À partir de janvier 2018, avant toute location, les propriétaires devront présenter deux nouveaux diagnostics, sur le gaz et l’électricité. Au-delà de ces nouvelles obligations, qui, du locataire ou du propriétaire, prend en charge le coût des inévitables rénovations du logement loué ? En réalité, tout dépend des travaux concernés. Explications.

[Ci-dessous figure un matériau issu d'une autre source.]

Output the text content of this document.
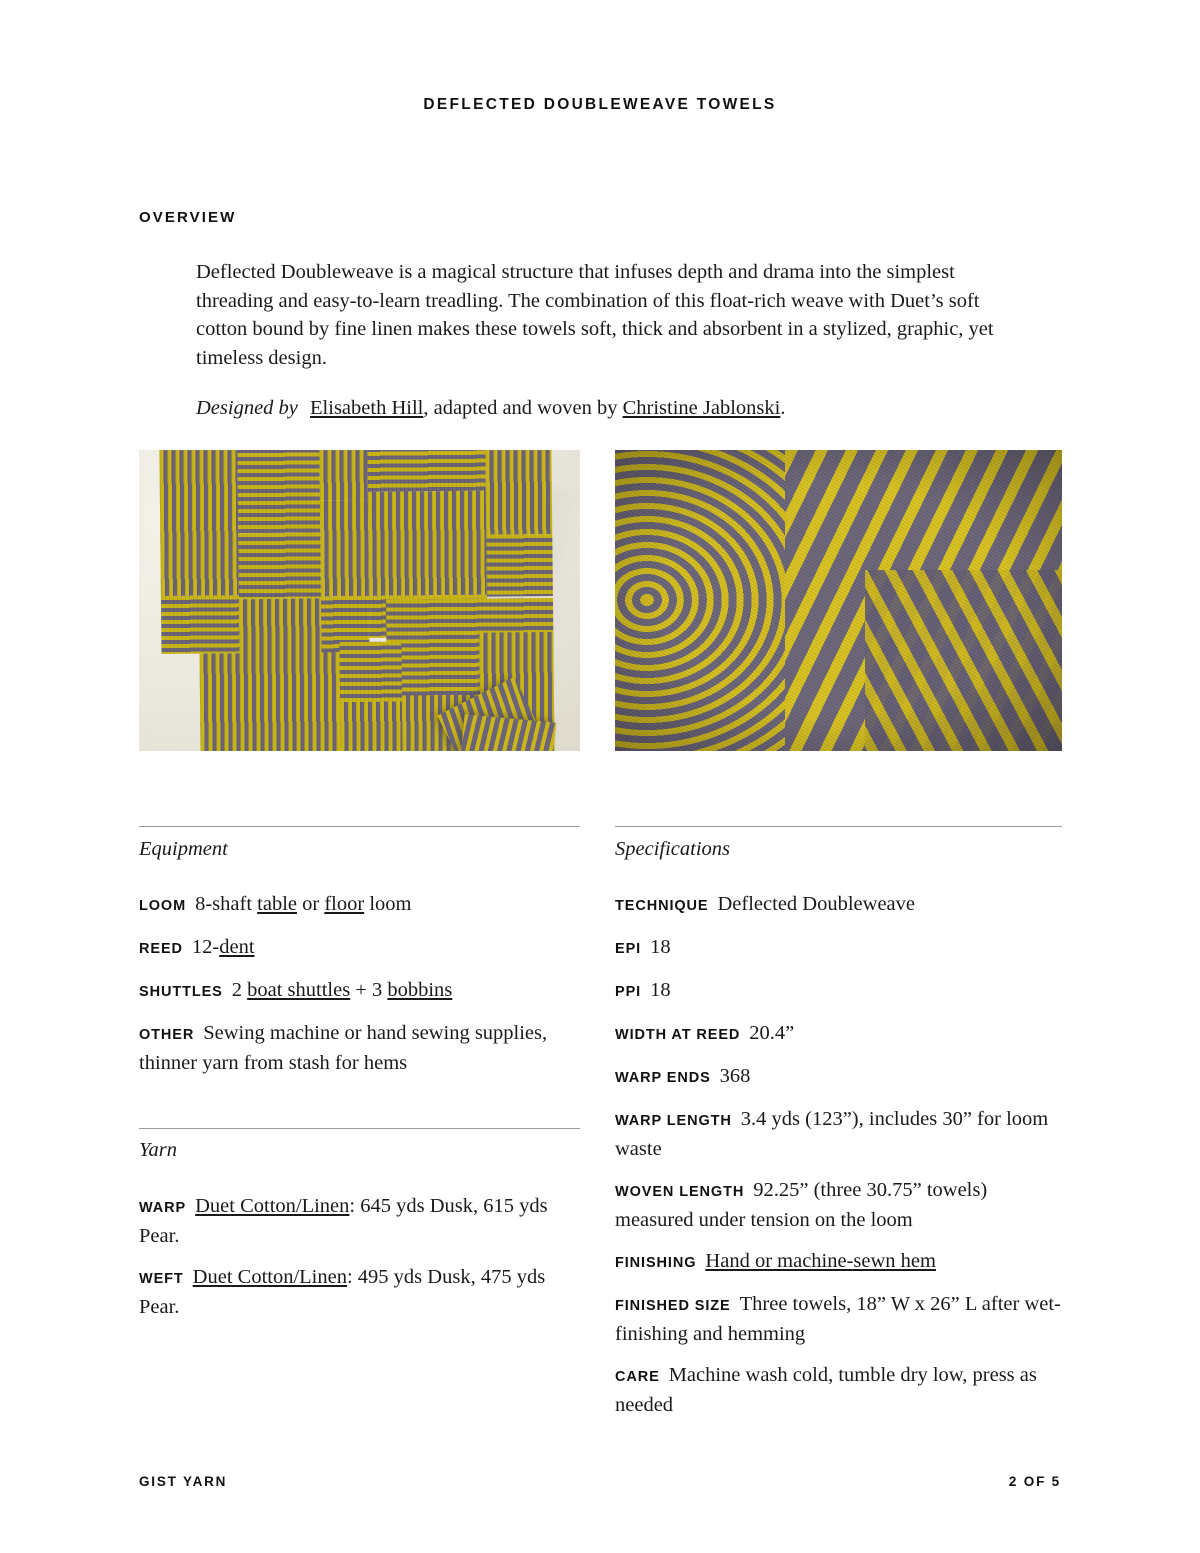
DEFLECTED DOUBLEWEAVE TOWELS
OVERVIEW

Deflected Doubleweave is a magical structure that infuses depth and drama into the simplest threading and easy-to-learn treadling. The combination of this float-rich weave with Duet’s soft cotton bound by fine linen makes these towels soft, thick and absorbent in a stylized, graphic, yet timeless design.

Designed by Elisabeth Hill, adapted and woven by Christine Jablonski.

Equipment
LOOM 8-shaft table or floor loom
REED 12-dent
SHUTTLES 2 boat shuttles + 3 bobbins
OTHER Sewing machine or hand sewing supplies, thinner yarn from stash for hems
Yarn
WARP Duet Cotton/Linen: 645 yds Dusk, 615 yds Pear.
WEFT Duet Cotton/Linen: 495 yds Dusk, 475 yds Pear.
Specifications
TECHNIQUE Deflected Doubleweave
EPI 18
PPI 18
WIDTH AT REED 20.4”
WARP ENDS 368
WARP LENGTH 3.4 yds (123”), includes 30” for loom waste
WOVEN LENGTH 92.25” (three 30.75” towels) measured under tension on the loom
FINISHING Hand or machine-sewn hem
FINISHED SIZE Three towels, 18” W x 26” L after wet-finishing and hemming
CARE Machine wash cold, tumble dry low, press as needed
GIST YARN	2 OF 5
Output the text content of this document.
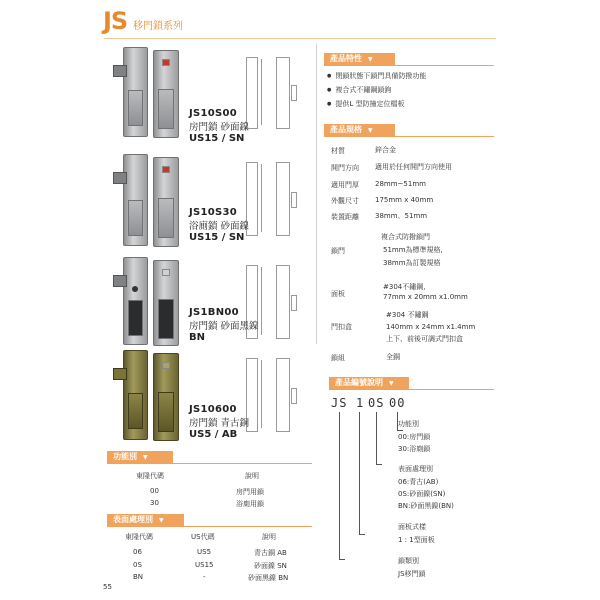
JS 移門鎖系列
JS10S00
房門鎖 砂面鎳
US15 / SN
JS10S30
浴廁鎖 砂面鎳
US15 / SN
JS1BN00
房門鎖 砂面黑鎳
BN
JS10600
房門鎖 青古銅
US5 / AB
功能別 ▼
東隆代碼	說明
00	房門用鎖
30	浴廁用鎖
表面處理別 ▼
東隆代碼	US代碼	說明
06	US5	青古銅 AB
0S	US15	砂面鎳 SN
BN	-	砂面黑鎳 BN
55
產品特性 ▼
● 閉鎖狀態下鎖門具備防撥功能
● 複合式不鏽鋼鎖鉤
● 提供L 型防撞定位檔板
產品規格 ▼
材質	鋅合金
開門方向 適用於任何開門方向使用
適用門厚 28mm~51mm
外觀尺寸 175mm x 40mm
裝置距離 38mm、51mm
鎖門
複合式防撥鎖門
51mm為標準規格,
38mm為訂製規格
面板
#304不鏽鋼,
77mm x 20mm x1.0mm
門扣盒
#304 不鏽鋼
140mm x 24mm x1.4mm
上下、前後可調式門扣盒
鎖組	全銅
產品編號說明 ▼
JS 1 0S 00
功能別
00:房門鎖
30:浴廁鎖
表面處理別
06:青古(AB)
0S:砂面鎳(SN)
BN:砂面黑鎳(BN)
面板式樣
1 : 1型面板
鎖類別
JS移門鎖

À compter du 1er juillet dernier, tout propriétaire souhaitant louer son appartement ou sa maison doit présenter deux nouveaux diagnostics énergétiques sur les installations de gaz et d’électricité. Pour l’instant, ces nouvelles obligations ne concernent que les logements dont le permis de construire date d’avant 1975. Mais, à partir du 1er janvier prochain, tous les appartements et maisons, quelle que soit leur date de construction, seront concernées. Ces deux diagnostics viennent ainsi compléter la longue liste des obligations légales qui régissent les relations entre propriétaires et locataires.

Le clos et le couvert

Côté propriétaires, au-delà de ces diagnostics, il leur revient d’entretenir au cours de la location toutes les installations de chauffage (à gaz et électriques), y compris le chauffe-eau, en cas de non-fonctionnement ou d’usure. Plus largement, le bailleur se doit de louer un bien dans un état « décent », adjectif qui peut prendre des acceptions différentes selon les appréciations de chacun. La notion a tout de même été précisée par la loi SRU du 13 décembre 2000. Pour le dire en termes concis, « le clos et le couvert » doivent être assurés : en clair, le toit, les murs, les portes et les fenêtres doivent être en bon état. Et donc entretenus par le bailleur s’ils venaient à se dégrader pendant la location. Par ailleurs, les travaux d’amélioration du bien et la mise aux normes reviennent également au bailleur.

Aucun gros travaux

Côté locataires, il leur revient de s’acquitter de l’entretien lié à l’usage du bien loué. Pour les installations de chauffage, par exemple, c’est aux locataires d’assurer l’entretien courant, comme le ramonage ou la visite annuelle d’entretien de la chaudière. Les interrupteurs, prises de courant et ampoules font partie de la liste. Les petits travaux concernant les portes, fenêtres, volets, murs et sols sont également à la charge des locataires. Mais pas leur remplacement, qui reste à la charge du propriétaire. De même que les installations sanitaires, où les joints, la robinetterie et autres lunettes de WC sont à réparer par les locataires. Mais pas les chasses d’eau ni les chauffe-eaux. Si le bien comprend des espaces verts, ils sont encore à prendre en charge par le locataire. Le plus souvent, ces points sont précisés dans le bail. Pour synthétiser, dès lors que des « gros » travaux se profilent, il convient d’en avertir le propriétaire. Une mesure qui évitera bien des litiges.